Problem Set 6

Due date: 10/30

Purpose:

The original problem set 6 is due a week later than planned.
The goal of this problem set is to learn to choose a design strategy and to reinforce the lessons of structural design, design with generative recursion, and the use and introduction of abstraction. The problems rely on HtDP Parts I-V, though you should be reading Part VI in preparation of next week.

Drill:

All previously assigned drill problems count for this week's help sessions (i.e., problems assigned in weeks 2 through 6.)

Required Problems:

Note: You must annotate each function with the design strategy that you used. Specifically, you must annotate each function with a comment that looks roughly like one of those:

domain knowledge exclusively (algebra, physics, watching traffic lights)
function composition (one task, one function)
structural design, on the 6th argument
structural design, on the 4th and 6th argument (if you choose this option, also document which of the three situations you are working with)
structural design, supplemented with list abstractions (313)
structural design, via my own abstraction
generative design.

If you use a design "with accumulators", be sure to explain the connection between the local recursion argument, the accumulator, and the initial argument.

Your kid sister is desperate. Her tough, German-born math teacher has assigned a large number of problems involving "arithmetic evaluations." His idea is to get students to understand how calculations proceed. For example, given an expression such as

 ((2 * 5) + ((5 + 6) - 3))

he wishes to see the complete calculation:

 ((2 * 5) + ((5 + 6) - 3))
 = (10 + ((5 + 6) - 3))
 = (10 + (11 - 3))
 = (10 + 8)
 = 18

That's the bad news. The good news is that he is fond of fully parenthesizing expressions and wishes that his students use them, too. Better still, all of his homework problems involve only three arithmetical operations: addition, multiplication, and subtraction.

Build a "homework machine" for your kid sister. The homework machine accepts (representations of) arithmetic expressions and produces (representations of) complete calculations. (Believe it or not, your kid sister understands ISL (with lambda) and is capable of translating her teacher's homework problems into data representations, provided you give precise instructions on how to create those. So that solves the part of your problem for which you can't design a solution yet; the best you'd be able to do is guess-and-try-and-fail kind of programming.)

Design the function hangman. The function consumes a string and creates a "hangman world", producing true as the answer. A player can then enter a character via the keyboard. The world program checks whether the character occurs in the chosen word and where. If so, the occurrences of the character are revealed. Otherwise, the hangman world program draws another limb of a hangman. Here is how I did with (hangman "hello"):

You are free to design the details of the hangman; you may even display the words instead of drawing it, but your program must allow for at least seven incorrect guesses.

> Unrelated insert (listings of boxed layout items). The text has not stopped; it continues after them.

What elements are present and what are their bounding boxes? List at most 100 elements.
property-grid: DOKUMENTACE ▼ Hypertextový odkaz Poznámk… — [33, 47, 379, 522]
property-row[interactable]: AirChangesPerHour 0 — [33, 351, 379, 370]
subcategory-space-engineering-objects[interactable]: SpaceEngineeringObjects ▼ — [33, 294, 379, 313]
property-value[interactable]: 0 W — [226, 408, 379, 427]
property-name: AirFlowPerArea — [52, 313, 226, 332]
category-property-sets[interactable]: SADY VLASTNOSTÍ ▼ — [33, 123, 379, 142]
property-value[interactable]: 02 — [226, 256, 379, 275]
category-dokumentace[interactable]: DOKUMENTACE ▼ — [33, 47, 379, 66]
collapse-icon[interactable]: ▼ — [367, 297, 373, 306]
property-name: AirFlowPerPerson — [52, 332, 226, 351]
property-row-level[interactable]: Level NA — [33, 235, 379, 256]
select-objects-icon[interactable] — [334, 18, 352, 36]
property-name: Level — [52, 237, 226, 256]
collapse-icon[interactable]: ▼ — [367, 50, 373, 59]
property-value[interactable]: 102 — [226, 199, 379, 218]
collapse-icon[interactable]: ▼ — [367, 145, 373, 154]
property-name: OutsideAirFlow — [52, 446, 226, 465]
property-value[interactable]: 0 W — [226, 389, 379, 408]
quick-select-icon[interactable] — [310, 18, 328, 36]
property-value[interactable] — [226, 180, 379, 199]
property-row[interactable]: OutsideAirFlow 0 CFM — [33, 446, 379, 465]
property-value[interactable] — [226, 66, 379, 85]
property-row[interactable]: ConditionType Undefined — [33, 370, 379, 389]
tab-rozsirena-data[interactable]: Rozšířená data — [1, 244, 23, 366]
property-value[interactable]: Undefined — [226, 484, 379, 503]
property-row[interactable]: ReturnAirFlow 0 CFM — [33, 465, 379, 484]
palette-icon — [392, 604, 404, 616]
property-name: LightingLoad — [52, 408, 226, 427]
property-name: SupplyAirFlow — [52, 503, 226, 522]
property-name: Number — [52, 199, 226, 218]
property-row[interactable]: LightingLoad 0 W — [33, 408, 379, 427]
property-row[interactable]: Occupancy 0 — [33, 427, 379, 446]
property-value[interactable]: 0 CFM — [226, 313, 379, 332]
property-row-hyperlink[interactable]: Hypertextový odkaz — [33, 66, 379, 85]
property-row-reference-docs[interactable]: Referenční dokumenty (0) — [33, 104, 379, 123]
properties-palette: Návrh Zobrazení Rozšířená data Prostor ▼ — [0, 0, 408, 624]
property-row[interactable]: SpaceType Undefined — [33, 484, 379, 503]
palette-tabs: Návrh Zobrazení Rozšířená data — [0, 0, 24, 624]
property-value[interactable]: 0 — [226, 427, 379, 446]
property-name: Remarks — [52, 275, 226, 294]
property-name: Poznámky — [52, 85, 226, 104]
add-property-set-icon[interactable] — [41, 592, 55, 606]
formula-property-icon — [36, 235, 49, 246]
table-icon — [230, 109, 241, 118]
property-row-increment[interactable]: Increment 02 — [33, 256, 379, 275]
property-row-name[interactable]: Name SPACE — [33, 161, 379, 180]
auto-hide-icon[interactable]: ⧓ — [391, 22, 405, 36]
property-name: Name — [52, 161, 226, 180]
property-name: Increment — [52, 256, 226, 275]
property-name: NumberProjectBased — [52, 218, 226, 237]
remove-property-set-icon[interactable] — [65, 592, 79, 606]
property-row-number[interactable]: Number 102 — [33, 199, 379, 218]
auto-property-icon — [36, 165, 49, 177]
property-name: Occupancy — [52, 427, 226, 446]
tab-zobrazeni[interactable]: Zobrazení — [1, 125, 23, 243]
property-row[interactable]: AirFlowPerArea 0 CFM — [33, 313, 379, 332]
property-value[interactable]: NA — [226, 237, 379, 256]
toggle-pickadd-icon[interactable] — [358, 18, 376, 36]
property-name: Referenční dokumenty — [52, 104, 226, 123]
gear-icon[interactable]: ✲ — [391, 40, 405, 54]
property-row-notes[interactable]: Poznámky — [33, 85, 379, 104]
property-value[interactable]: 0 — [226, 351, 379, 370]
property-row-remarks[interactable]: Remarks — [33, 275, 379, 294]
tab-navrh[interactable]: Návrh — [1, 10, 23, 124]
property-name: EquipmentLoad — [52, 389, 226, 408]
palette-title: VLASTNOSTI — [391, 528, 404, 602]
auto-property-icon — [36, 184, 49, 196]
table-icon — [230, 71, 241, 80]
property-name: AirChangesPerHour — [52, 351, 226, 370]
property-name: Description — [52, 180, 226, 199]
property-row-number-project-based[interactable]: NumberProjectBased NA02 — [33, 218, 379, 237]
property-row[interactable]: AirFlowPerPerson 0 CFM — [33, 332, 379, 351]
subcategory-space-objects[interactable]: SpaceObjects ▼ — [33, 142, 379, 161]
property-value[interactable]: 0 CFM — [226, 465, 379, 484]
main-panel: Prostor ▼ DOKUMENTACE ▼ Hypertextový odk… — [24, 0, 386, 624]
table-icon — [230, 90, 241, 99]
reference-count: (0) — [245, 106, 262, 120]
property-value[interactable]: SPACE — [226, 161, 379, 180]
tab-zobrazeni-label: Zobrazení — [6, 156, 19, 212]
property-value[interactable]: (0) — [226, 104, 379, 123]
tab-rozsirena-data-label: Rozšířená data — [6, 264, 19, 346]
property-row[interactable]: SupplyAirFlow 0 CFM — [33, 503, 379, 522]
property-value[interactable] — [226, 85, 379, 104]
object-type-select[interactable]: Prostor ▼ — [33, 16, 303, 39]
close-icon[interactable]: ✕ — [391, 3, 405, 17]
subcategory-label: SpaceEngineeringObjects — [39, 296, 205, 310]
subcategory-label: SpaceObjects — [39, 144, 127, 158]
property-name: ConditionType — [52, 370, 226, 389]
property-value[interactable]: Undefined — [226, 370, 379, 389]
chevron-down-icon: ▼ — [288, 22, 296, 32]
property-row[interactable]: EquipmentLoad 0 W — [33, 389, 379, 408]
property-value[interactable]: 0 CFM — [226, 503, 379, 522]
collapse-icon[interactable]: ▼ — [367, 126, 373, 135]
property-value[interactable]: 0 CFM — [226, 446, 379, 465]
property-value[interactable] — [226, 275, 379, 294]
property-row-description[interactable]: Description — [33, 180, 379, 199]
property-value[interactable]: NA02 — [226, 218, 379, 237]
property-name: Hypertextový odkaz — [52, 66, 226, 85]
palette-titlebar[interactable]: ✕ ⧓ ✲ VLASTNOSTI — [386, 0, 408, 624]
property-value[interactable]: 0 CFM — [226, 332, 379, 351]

Design the following three functions on strings:

prefix, which consumes two strings and computes their longest common prefix;
below, which consumes two strings and determines whether the first is "below" the second string;
A string s is below string t if (and only if) for any position i in s, t contains the same character as s or #\_.
contains, which consumes two strings and determines whether the second is contained in the first. If so it produces the 0-based index of the first such occurrence; otherwise, it produces false.

This exercise exposes the compound nature of strings. Read up on the BSL/ISL library to find out which functions turn strings into compound data structures that you understand.